Я с детства замечал, что любое упоминание об отце вызывало напряжение, особенно в семье матери. Казалось, они хотят стереть его из моей жизни при помощи молчания.
Мне же, напротив, хотелось знать, как он живет там, вдали от нас, и когда мы увидимся. Мне было необходимо убедить себя — и других, — что у меня, как у нормальных детей, есть отец.
Когда приходило письмо от него, мать беспокоилась и читала его с таким видом, будто вновь и вновь переживала кошмарный сон, в котором каждый абзац письма содержал отказы от обещаний. Во время чтения (которое обычно сопровождалось слезами) выражение лица матери становилось все более спокойным, тогда как я наоборот нервничал и все хотел разузнать, что написано дальше. Подозреваю, что мать немного перерабатывала текст писем исключительно для того, чтоб порадовать меня. Помимо опыта, у нее был еще и талант к тому, чтоб развлекать меня; в письмах было полно историй о жизни в Буэнос-Айресе и о жизни отца, чьи личные качества она всегда щедро расписывала. Сам он подчеркивал, что мы многое упускаем, и настаивал на как можно более скорой встрече. Он держал меня в ожидании сюрприза, который, как и раньше, все еще предстояло устроить: дом, где у меня будет своя собственная комната.

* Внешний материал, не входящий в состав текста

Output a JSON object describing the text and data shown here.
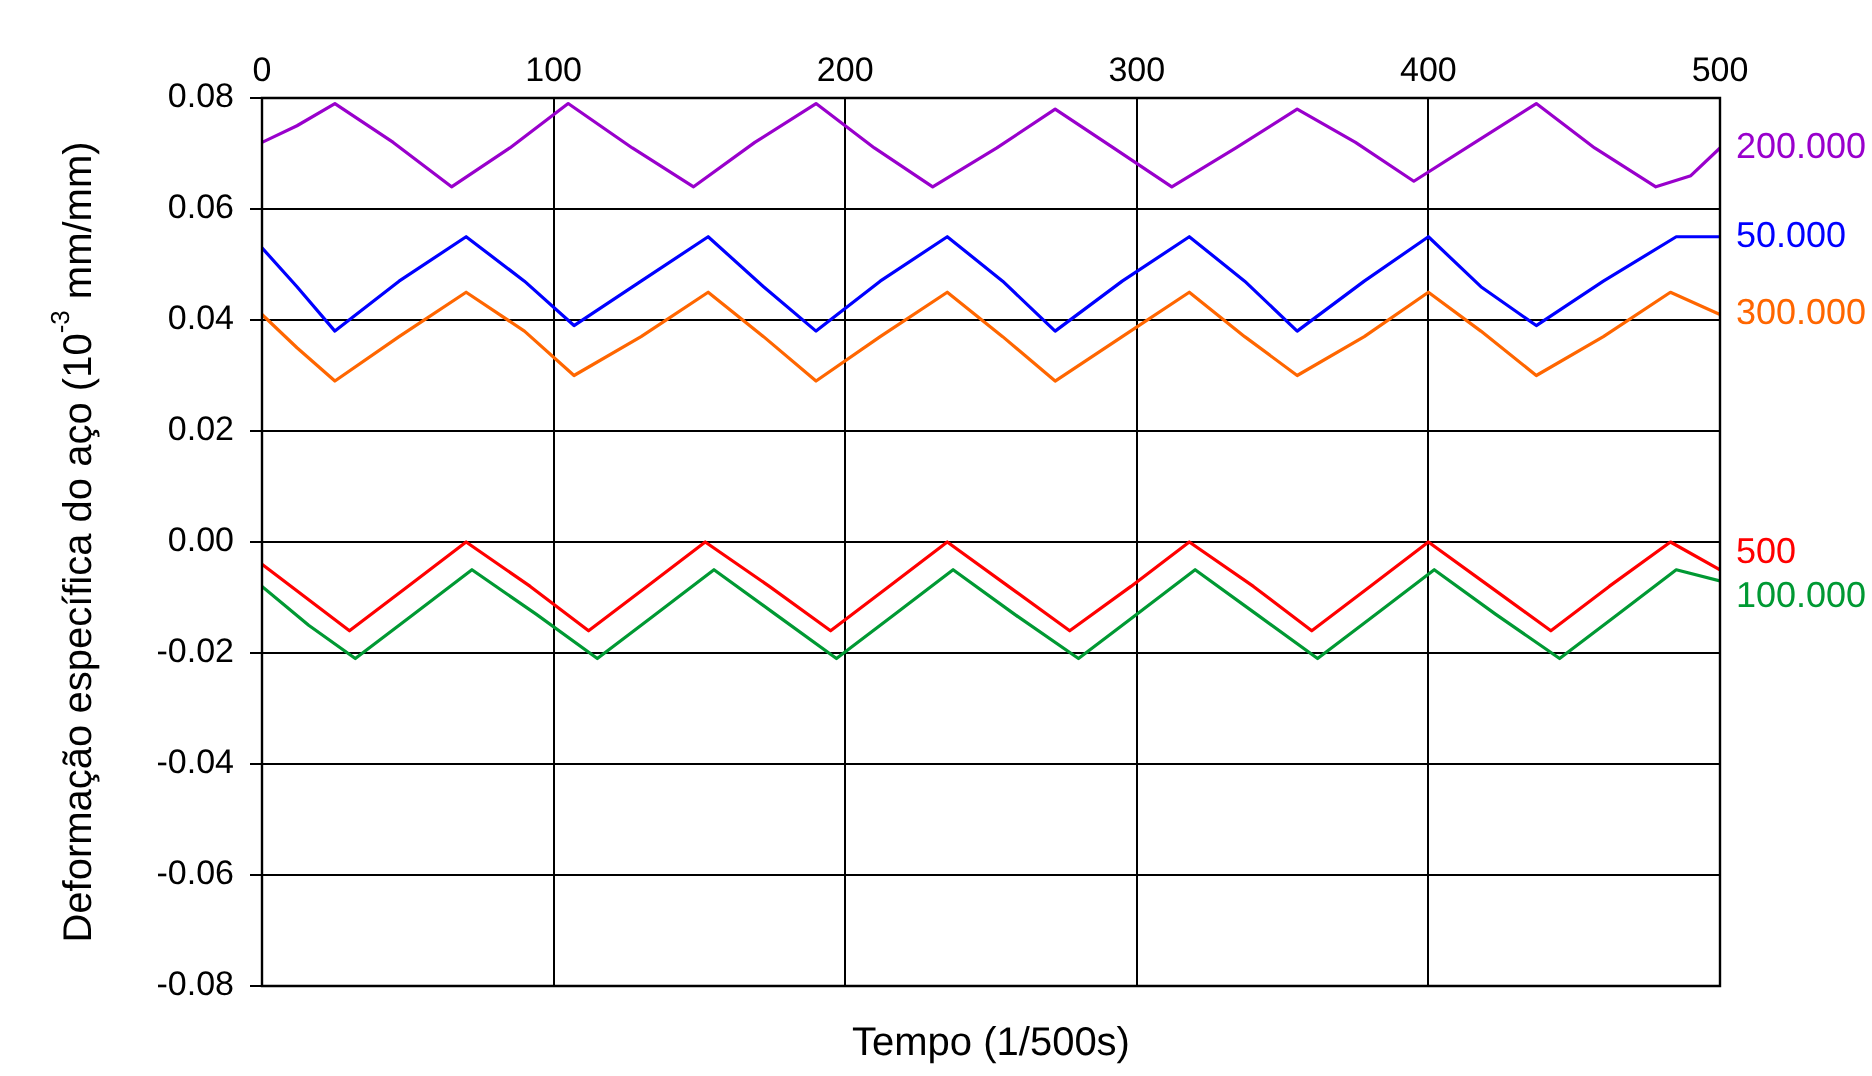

Эта мечта о собственной комнате усугубляла мою тоску, но в то же время усиливала мое желание уехать. Я хвастал друзьям и знакомым, и они не верили, что эта будущая комната действительно существует. Люди жили в тесноте, не представляя, что может быть по-другому. Своя собственная комната? Да не может такого быть!
Иногда я представлял себе отца. Мать описывала его как высокого и крепко сложенного мужчину с приятным лицом, который любил повеселиться и обладал прекрасным характером. Ее родственники, напротив, низводили его комплекцию до обычной, а его нрав описывали как неуравновешенный — недовольство легко могло перейти в веселье. Мне была больше по душе материна версия: мне нравилось считать себя сыном силача. Я представлял его красавцем-атлетом. Героем. Далеким и недостижимым героем. Дед, его отец, никогда о нем не говорил. Бабушка иногда писала ему письма, в которых — как я теперь понимаю — было полно упреков.
Однажды, когда мне было четыре года, мать показала мне фото.
— Знаешь, кто это? — спросила она загадочно.
Ни секунды не сомневаясь, я ответил:
— Папа, это мой папа.
На фото был молодой человек со светлыми глазами, печальными и усталыми, он полуулыбался — достаточно, чтоб отвечать требованиям фотографа, но как-то неестественно.
Сейчас я описываю впечатления словами взрослого человека; он совсем не походил на великана, как мне рассказывала мать, чертами он походил на дядю Арона, который вовсе не отличался высоким ростом и был обычным инженером.
Два года спустя, когда я гостил в доме тетки, я случайно обнаружил один снимок и очень обеспокоился: вероятно, моя мать что-то от меня скрывала. Это было более позднее фото: грубое лицо, суровый взгляд, в котором угадывалась покорность и печаль, губы поджаты, будто от скрытого недовольства, непричесанные волосы и полное отсутствие признаков молодости. Но на снимке было не только лицо. Все остальное на нем очаровало меня: на плечах он нес кучу одежды и каких-то других вещей, и нес эту тяжесть с достоинством. На нем была рубаха, вся в пятнах от пота. На заднем плане можно было разглядеть брусчатую улицу, детские площадки, невысокие дома и вдалеке силуэты детей, которые наблюдали за всей этой сценой. Это была первая аргентинская улица, которую я видел в жизни, и первый намек на то, в каком городе жил и ожидал нас отец.